9Simple question de maîtrise ? La frontière se fait de plus en plus incertaine entre névrosé et homme sain. La ligne rouge a disparu. Bien plus, l’approche de la maladie mentale devient précieuse comme mode de compréhension de ce que peut être la santé psychique : « S’il se confirme que les névroses ne diffèrent par rien d’essentiel de l’état normal, leur étude promet d’apporter à la connaissance même de cet état normal de précieux renseignements. Nous découvrirons alors les « points faibles » d’une organisation normale » [6].
10Notons au passage, comme le souligne Smirnoff [7] avec pertinence, les différentes manières de désigner l’analysé en fonction de l’idéologie psychanalytique du moment et des différentes perspectives plus ou moins médicales, dans lesquelles s’inscrivent ces désignations. Tantôt « analysant », quand est mise en avant une certaine part active à jouer dans l’analyse, tantôt « sujet » comme le dénomme Lacan, de plus en plus avec l’évolution des temps, il est devenu un « patient », suivi ou pris en charge, ce terme médical insistant sur la passivité et la souffrance, lorsqu’il n’est pas un « cas » pour l’enseignement ou la recherche,
11Avec l’atténuation de l’opposition entre névrosé et homme sain, Freud en arrive à la conviction, plus difficilement recevable et qui déjà pointait, d’une non-différenciation de nature entre la névrose et la psychose qui, l’une et l’autre, s’inscriraient dans une sorte de continuum, où la seule variante serait la plus ou moins grande intensité pulsionnelle.
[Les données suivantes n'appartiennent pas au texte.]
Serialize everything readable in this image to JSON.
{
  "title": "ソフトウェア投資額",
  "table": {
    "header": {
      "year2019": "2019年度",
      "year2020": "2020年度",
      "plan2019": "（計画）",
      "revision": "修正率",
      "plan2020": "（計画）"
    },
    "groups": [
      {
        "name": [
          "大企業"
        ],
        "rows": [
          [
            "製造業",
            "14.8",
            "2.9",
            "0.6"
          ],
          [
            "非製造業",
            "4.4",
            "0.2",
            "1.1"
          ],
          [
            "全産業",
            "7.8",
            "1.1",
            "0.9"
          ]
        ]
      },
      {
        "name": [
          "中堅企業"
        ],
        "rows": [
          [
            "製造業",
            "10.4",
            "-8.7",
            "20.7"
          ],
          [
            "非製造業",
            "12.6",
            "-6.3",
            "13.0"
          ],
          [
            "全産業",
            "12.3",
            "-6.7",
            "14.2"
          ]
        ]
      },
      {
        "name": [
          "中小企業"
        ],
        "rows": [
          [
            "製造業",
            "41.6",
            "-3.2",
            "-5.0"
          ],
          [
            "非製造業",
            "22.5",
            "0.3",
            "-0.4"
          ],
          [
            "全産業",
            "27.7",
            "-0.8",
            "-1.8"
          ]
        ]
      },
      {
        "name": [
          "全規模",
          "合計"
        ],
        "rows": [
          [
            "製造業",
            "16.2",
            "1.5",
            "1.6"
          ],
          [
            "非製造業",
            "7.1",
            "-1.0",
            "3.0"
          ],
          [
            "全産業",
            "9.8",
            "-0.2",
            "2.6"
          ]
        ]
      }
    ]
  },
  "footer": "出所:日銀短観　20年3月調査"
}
Il apparaît, à ce stade, comme j’y reviendrai plus loin, que ne soit pas pris en compte, dans l’un et l’autre cas, la différence des mécanismes et des modes de fonctionnement de l’appareil psychique, c’est-à-dire le passage à une différence d’ordre qualitatif.
12À partir de 1924, avec la deuxième théorie des pulsions, la distinction cependant s’affirme, qui met en jeu la conflictualité entre moi, ça et monde extérieur. Alors que la névrose est le résultat d’un conflit entre le moi et le ça et s’appuie sur les mécanismes de refoulement, la psychose relève d’un trouble du rapport du moi au monde extérieur et a recours à des mécanismes de clivage et de déni.
13C’est en s’appuyant sur la deuxième topique que M. Klein voit, dans la liaison des pulsions érotiques et des pulsions de destruction, le signe d’une bonne santé mentale et d’un développement normal du moi. Une notion que Winnicott précisément conteste dans Jeu et Réalité. Pour lui, la notion de santé est surtout liée à l’environnement, donnant toute sa place à l’importance du monde externe, alors que M. Klein a développé, selon lui, « l’idée de la destructivité du bébé et, du même coup, lui a donné un sens nouveau et vital, et amène à interroger l’origine de l’agressivité et des fantasmes destructeurs » [8].
14Tout se joue, en effet, pour M. Klein, dans la relation très précoce à l’objet, avec la nécessité, pour l’instauration de la santé mentale, d’une intégration des pulsions destructrices d’envie et de haine, ainsi que la réduction des clivages qui se forment avant l’apparition du refoulement. La relation d’amour à la mère, avec le bon sein comme représentant de la pulsion de vie et l’expérience du bon objet, permettent de jouir d’une bonne santé mentale : « J’ai déjà souligné, énonce-t-elle, qu’il était important, pour l’instauration de la santé mentale et pour le développement de la personnalité, que la fragmentation ne joue pas un rôle prédominant dans les processus de clivages précoces » [9]. Ainsi l’interprétation du transfert négatif doit permettre la réduction des clivages, qui cèdent la place au refoulement, et la reconnaissance du bon objet. Toutes les émotions vécues par le patient, rattachées au premier objet, sont constitutives de l’objet interne.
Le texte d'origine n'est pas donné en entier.